When she fled the conflict zone in east Ukraine, Lyudmyla Bobova never imagined she would celebrate her 59th birthday, almost eight years later, still living in emergency housing and under the threat of fresh bloodshed.

"We have got used to living here, we don't have a choice," she told AFP, standing in the doorway of the small room she shares with her disabled husband and elderly mother.

Now, as fears swirl that over 100,000 Russian troops camped along Ukraine's border could stage an invasion, there are fresh warnings that millions more people could join the hundreds of thousands like Bobova already forced from their homes.

It was the summer of 2014 when Bobova says she hastily packed two bags and left her native Lugansk region as it was engulfed by fighting between Ukrainian forces and Russian-backed separatists.

She headed to Ukraine's second city of Kharkiv, the nearest major hub controlled by the government, in the country's largely Russian-speaking industrial east.

By early 2015 she was living in pre-fabricated housing put up in a hurry for 500 vulnerable displaced with funding from the German government. 

It was meant to be a temporary solution, but years later 175 people, including 70 children, are still living in the cluster of white cubes.  

The makeshift housing is showing its age.
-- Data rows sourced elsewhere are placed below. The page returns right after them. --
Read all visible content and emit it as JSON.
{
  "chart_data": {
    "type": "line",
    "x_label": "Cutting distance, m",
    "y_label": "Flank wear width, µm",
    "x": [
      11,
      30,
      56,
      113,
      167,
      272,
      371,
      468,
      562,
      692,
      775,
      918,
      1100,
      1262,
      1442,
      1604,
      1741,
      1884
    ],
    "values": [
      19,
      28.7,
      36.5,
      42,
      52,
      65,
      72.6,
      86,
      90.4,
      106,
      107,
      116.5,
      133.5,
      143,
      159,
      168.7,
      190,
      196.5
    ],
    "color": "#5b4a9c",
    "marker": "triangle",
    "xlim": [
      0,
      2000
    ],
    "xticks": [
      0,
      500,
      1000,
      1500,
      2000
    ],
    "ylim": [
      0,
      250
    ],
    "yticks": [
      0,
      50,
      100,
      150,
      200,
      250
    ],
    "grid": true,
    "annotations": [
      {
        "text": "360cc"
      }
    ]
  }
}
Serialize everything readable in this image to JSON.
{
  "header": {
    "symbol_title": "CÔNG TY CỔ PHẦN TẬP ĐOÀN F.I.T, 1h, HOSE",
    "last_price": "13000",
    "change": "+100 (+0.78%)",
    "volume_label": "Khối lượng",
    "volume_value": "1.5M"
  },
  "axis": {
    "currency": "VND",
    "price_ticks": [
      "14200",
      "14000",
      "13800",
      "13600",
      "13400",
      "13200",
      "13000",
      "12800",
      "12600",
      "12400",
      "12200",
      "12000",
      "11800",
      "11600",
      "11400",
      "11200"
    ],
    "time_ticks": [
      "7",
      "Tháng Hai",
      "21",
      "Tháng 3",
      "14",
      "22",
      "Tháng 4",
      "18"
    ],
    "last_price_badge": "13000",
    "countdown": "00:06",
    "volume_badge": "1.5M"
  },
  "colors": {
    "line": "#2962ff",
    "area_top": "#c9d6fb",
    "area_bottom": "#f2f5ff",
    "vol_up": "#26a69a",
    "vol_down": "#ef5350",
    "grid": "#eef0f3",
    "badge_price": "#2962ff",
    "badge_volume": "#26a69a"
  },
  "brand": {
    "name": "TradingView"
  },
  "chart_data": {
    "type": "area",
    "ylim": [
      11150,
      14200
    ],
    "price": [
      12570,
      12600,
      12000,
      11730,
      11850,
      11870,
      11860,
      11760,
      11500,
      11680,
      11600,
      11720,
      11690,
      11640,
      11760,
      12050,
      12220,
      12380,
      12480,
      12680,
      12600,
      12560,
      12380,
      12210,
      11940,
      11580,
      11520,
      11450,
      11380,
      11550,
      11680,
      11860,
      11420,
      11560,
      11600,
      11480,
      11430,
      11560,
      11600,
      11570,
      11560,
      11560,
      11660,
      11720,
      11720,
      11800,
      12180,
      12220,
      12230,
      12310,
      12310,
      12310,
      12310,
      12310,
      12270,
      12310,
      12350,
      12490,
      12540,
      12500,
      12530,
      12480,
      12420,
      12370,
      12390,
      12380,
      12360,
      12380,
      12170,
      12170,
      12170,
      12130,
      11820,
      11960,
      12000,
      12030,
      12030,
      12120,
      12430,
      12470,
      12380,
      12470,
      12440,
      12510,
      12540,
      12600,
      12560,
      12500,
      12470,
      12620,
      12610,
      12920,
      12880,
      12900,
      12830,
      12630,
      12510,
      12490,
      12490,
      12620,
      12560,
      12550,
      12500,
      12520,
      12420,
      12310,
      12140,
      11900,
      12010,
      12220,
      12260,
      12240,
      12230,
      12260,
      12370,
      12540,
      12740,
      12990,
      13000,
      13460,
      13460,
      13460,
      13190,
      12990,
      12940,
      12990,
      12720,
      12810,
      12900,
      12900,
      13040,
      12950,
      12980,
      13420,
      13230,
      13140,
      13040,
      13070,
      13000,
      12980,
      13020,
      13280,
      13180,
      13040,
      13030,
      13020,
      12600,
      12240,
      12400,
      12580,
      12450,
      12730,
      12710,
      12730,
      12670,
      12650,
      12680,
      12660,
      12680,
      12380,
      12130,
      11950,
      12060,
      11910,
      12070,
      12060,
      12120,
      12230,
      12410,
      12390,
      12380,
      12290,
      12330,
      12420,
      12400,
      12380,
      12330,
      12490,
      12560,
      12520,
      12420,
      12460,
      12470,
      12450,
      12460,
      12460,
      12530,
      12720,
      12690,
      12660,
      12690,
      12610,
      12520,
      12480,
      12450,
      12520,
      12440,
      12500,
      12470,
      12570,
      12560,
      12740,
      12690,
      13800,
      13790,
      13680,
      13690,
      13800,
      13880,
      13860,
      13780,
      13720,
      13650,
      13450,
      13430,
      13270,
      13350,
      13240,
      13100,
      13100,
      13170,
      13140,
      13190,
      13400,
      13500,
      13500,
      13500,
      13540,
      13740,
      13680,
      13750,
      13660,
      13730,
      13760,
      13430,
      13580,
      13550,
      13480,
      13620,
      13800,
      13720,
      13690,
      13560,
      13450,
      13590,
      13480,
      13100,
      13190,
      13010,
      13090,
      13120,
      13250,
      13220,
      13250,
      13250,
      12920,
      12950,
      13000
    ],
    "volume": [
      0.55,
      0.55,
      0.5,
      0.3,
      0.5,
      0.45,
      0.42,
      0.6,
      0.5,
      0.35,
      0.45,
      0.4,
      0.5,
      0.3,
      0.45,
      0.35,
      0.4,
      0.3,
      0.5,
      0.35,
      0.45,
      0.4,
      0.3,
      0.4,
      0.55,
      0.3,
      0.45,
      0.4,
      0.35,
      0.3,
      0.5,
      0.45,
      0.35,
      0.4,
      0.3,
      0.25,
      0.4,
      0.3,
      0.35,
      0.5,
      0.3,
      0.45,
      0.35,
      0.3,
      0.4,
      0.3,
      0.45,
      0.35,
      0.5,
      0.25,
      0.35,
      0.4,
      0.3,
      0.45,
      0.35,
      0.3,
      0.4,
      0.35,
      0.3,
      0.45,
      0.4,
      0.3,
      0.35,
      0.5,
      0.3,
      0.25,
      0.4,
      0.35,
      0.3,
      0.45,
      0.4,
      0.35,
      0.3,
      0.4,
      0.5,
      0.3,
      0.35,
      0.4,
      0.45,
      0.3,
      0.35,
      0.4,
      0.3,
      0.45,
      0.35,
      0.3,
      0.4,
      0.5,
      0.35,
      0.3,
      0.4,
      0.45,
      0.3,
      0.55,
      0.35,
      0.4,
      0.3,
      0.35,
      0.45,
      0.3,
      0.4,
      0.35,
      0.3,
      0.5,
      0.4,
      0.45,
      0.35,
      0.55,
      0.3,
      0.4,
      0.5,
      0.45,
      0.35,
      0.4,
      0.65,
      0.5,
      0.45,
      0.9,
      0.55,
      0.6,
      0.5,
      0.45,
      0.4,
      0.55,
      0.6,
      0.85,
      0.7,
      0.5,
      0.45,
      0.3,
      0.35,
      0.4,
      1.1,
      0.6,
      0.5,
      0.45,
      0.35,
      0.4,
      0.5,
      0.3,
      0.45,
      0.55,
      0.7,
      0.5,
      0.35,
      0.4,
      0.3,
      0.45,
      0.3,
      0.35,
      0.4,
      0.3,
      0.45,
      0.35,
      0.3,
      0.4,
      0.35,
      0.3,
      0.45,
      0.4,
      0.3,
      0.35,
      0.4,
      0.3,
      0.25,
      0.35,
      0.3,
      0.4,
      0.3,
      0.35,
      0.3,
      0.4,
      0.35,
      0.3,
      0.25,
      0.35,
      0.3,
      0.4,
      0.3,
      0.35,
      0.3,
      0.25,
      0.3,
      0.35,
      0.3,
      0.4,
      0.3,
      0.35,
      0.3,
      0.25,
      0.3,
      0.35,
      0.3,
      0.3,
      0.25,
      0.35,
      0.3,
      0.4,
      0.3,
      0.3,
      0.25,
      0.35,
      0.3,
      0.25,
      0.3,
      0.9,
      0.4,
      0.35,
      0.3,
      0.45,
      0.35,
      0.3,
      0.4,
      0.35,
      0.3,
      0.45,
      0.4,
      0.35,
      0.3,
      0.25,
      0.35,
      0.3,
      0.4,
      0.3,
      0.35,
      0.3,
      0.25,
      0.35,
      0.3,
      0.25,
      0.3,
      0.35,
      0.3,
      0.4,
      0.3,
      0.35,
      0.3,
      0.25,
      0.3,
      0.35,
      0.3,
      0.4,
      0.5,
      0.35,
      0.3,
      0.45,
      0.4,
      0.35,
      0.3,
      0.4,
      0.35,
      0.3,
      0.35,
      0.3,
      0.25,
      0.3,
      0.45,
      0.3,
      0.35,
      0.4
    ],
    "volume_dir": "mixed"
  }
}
The units are creaking, taps are broken and water heaters keep breaking down more frequently.

- 'Where would we go?' -Bobova hopes against hope that the local authorities will find a more lasting fix for their accommodation woes. 

She says she can't go back to her former home where her son is buried, as it lies across the volatile front line in separatist-held territory.  

And as tensions have risen over a possible new Russian offensive, she says she doesn't want to be forced to leave Kharkiv, located precariously just 40 kilometres (25 miles) from the border.

"We had to live, so we fled, my mother was still walking with her cane but now it's difficult and my husband's health has deteriorated," she says. 

"And where would we go?"

The Ukrainian government says that some 1.5 million displaced people have been registered around the country since Moscow seized Crimea and war broke out in the east in 2014. Around 135,000 of them are in Kharkiv. 

The Norwegian Refugee Council has warned that up to two million people living along the 427-kilometre front line risk being forced from their homes if the conflict escalates.

Activist Yevgenia Levenshtein remembers how hundreds of displaced arrived at the Kharkiv train station back in 2014 "with nothing, families and children, in tears, from the areas being bombed".

Her association, Ukrainian Frontiers, provided emergency aid -- hygiene products, food, housing, work -- to the newcomers. 

Given the recent warnings, the organisation has started to prepare again for a fresh wave of evacuations by repairing its minibuses, stocking up on fuel and ordering basic necessities.

- 'Shelter' -Some who fled the violence have returned to their homes in the self-proclaimed separatist "republics" despite the low-level fighting rumbling on. 

And those who remain behind in Kharkiv have strong pro-Ukrainian views. 

"They chose Kharkiv for their new life, it's their shelter," says Levenshtein. 

"They are ready, at least for now, to stay and defend it. But how? That's a mystery to me."

This is the case of Olga Todorova, who still has tears in her eyes when she tells of how she fled Lugansk by train to avoid separatist checkpoints on the roads. 

In the room she rents in a Soviet-era building on the outskirts of Kharkiv, the 53-year-old journalist says she has already made up her mind what to do in case of a Russian attack. 

"I know how scary it is, the Russian bombing and mortars or missiles, but we won't leave," she says.

Her partner Sergiy Kolesnyshenko, who was detained and beaten by the separatists, says he is ready to join the reserve forces in case of a Russian attack. 

"How much time can we spend running away?" he asks "We can run away but what's the point?"